B: I enrolled in the Summer Low Residency MFA Program at MassArt in 2012. I graduated in 2015. The project came out of the response to a prompt that my teacher gave us that was to create some sort of large gesture in our landscape that was bigger than us and outside of our comfort zone. I can see the smokestack from a window of my house and it has always been something that’s nagged at me a bit. Growing up in the area I always knew it was Haffenreffer and not ‘Fenreffer. It was always a typo that I wanted to fix.
K: What was your process for the project?
B: I made several mockups and got a good response from them. The following semester I had an Artist Writing class. One of the guidelines for the class was to come up with a public art project. We had to make mockups, research funding and write a proposal. I did all that and my teacher was impressed with it and thought that I should continue on it so I did.
I approached JPNDC’s Brewery Property Manager Lisa King in 2013 and pitched her the idea for the project. In my research for funding I came across the George B. Henderson Foundation, which is a foundation that funds Boston-centric historic projects that deal preserving the past. I thought it was the perfect project for them and they thought so as well.
The mockups started as wood and paper. We brought those to engineers at Boston Chimney and they surveyed the smokestack and made very precise measurements and then made the architectural drawings and scaled up what I created. They said stainless steel would be ideal. There were a few changes here and there with the materials and the look. I think it looks great with the bare stainless steel and the faces of the letters black. I think it makes the faces of the letters stand out really well.
K: What kind of art do you create?
B: I got my BFA in Illustration and I teach in the Illustration Department. I’ve always had a very short attention span so I’m always exploring a variety of ways to make things and build things in different ways that tell a story. I probably enjoy building things more than I enjoy drawing things. It’s a challenge as an illustration teacher to follow that path but I like the idea of nurturing creativity in whatever form it takes.
I do a number of styles of mixed media works. I do some wall pieces that are semi-digital paintings. I do screen printing. I’ve experimented with installations and projections. I build architectural structures and make animations to project on them and it fragments the images. The structures hold the image but they also create shadows so when you project it on the wall it creates silhouettes. It’s a serendipitous form of art. You never know what you’re going to get when you’re dealing with structures like these. A lot of the work I do focuses on fragmentation and elements of the moments in between being constructed and being dismantled and what traces are left behind.
The Haffenreffer structure sort of falls into that category. Without the crown on there some people would have no idea it was missing but now that we have the crown it’s a skeletal structure that is suspending the rest of the visual information.

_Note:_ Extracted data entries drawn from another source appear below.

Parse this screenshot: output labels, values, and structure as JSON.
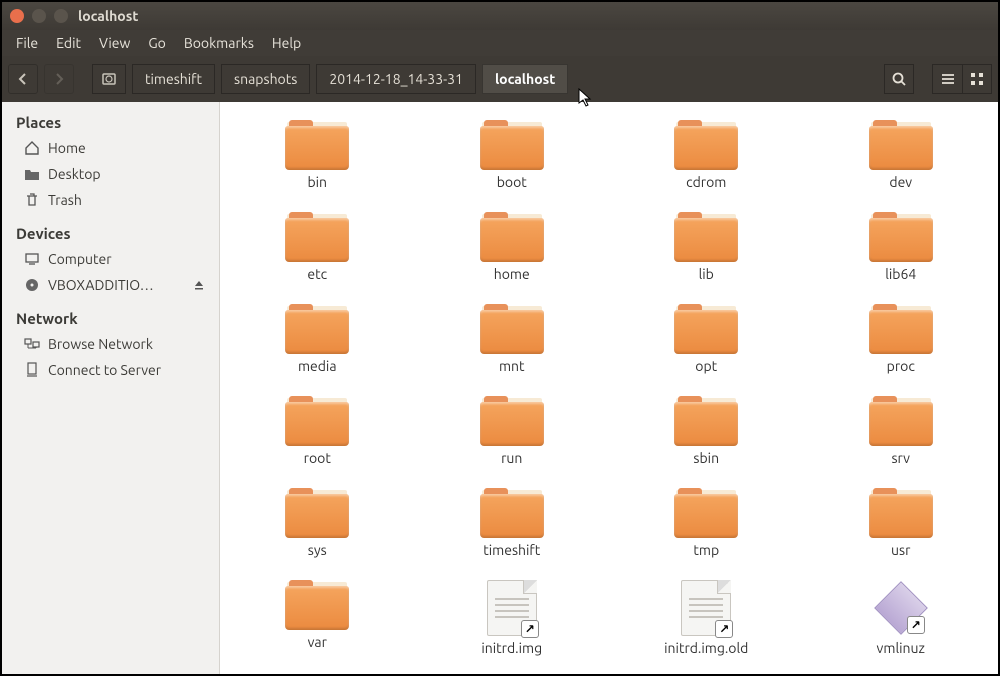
{
  "window": {
    "title": "localhost"
  },
  "menubar": [
    "File",
    "Edit",
    "View",
    "Go",
    "Bookmarks",
    "Help"
  ],
  "breadcrumbs": [
    "timeshift",
    "snapshots",
    "2014-12-18_14-33-31",
    "localhost"
  ],
  "breadcrumb_active_index": 3,
  "sidebar": {
    "places": {
      "title": "Places",
      "items": [
        "Home",
        "Desktop",
        "Trash"
      ]
    },
    "devices": {
      "title": "Devices",
      "items": [
        "Computer",
        "VBOXADDITIO…"
      ]
    },
    "network": {
      "title": "Network",
      "items": [
        "Browse Network",
        "Connect to Server"
      ]
    }
  },
  "files": [
    {
      "name": "bin",
      "type": "folder"
    },
    {
      "name": "boot",
      "type": "folder"
    },
    {
      "name": "cdrom",
      "type": "folder"
    },
    {
      "name": "dev",
      "type": "folder"
    },
    {
      "name": "etc",
      "type": "folder"
    },
    {
      "name": "home",
      "type": "folder"
    },
    {
      "name": "lib",
      "type": "folder"
    },
    {
      "name": "lib64",
      "type": "folder"
    },
    {
      "name": "media",
      "type": "folder"
    },
    {
      "name": "mnt",
      "type": "folder"
    },
    {
      "name": "opt",
      "type": "folder"
    },
    {
      "name": "proc",
      "type": "folder"
    },
    {
      "name": "root",
      "type": "folder"
    },
    {
      "name": "run",
      "type": "folder"
    },
    {
      "name": "sbin",
      "type": "folder"
    },
    {
      "name": "srv",
      "type": "folder"
    },
    {
      "name": "sys",
      "type": "folder"
    },
    {
      "name": "timeshift",
      "type": "folder"
    },
    {
      "name": "tmp",
      "type": "folder"
    },
    {
      "name": "usr",
      "type": "folder"
    },
    {
      "name": "var",
      "type": "folder"
    },
    {
      "name": "initrd.img",
      "type": "link"
    },
    {
      "name": "initrd.img.old",
      "type": "link"
    },
    {
      "name": "vmlinuz",
      "type": "diamond-link"
    }
  ]
}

K: What has been one of your favorite projects to work on?
B: There’s an installation project that I created in grad school called ‘Building Memories.’ It is made up of structures and time-lapse portraits. I experimented with ways to have the imagery appear and disappear and sort of deteriorate. I saw it as the way humans store memories. It was an engaging space and the entire room where the piece was shown was activated by the structures and the images. There were lots of shadows. I presented that project to the Illuminus Festival in 2015 and had my work installed on Lansdowne Street in a parking garage. 30,000 people came to this festival so it was a huge opportunity for me to show my work.
K: Do you have a favorite piece of JP public art?
B: I wish there were more instances of public art around Jamaica Plain but there is one project by a professor at MassArt named Matthew Hincman. He made a piece of guerilla art where he created a bench at the Jamaica Pond. The benches are made of cast iron and wood. He made one that was impossible to sit on. It looked like a giant taco. You can lay in it but you cannot sit in it. He snuck it right in there. He works in the 3D Department so he was able to match the metal of the existing benches. It was there for a week before people realized it and then it was removed. They came to an agreement after a while to put it back. I haven’t been to the pond for a while so I’m not sure if it is still there. It’s a wise guy piece of art and I think there should be more of that.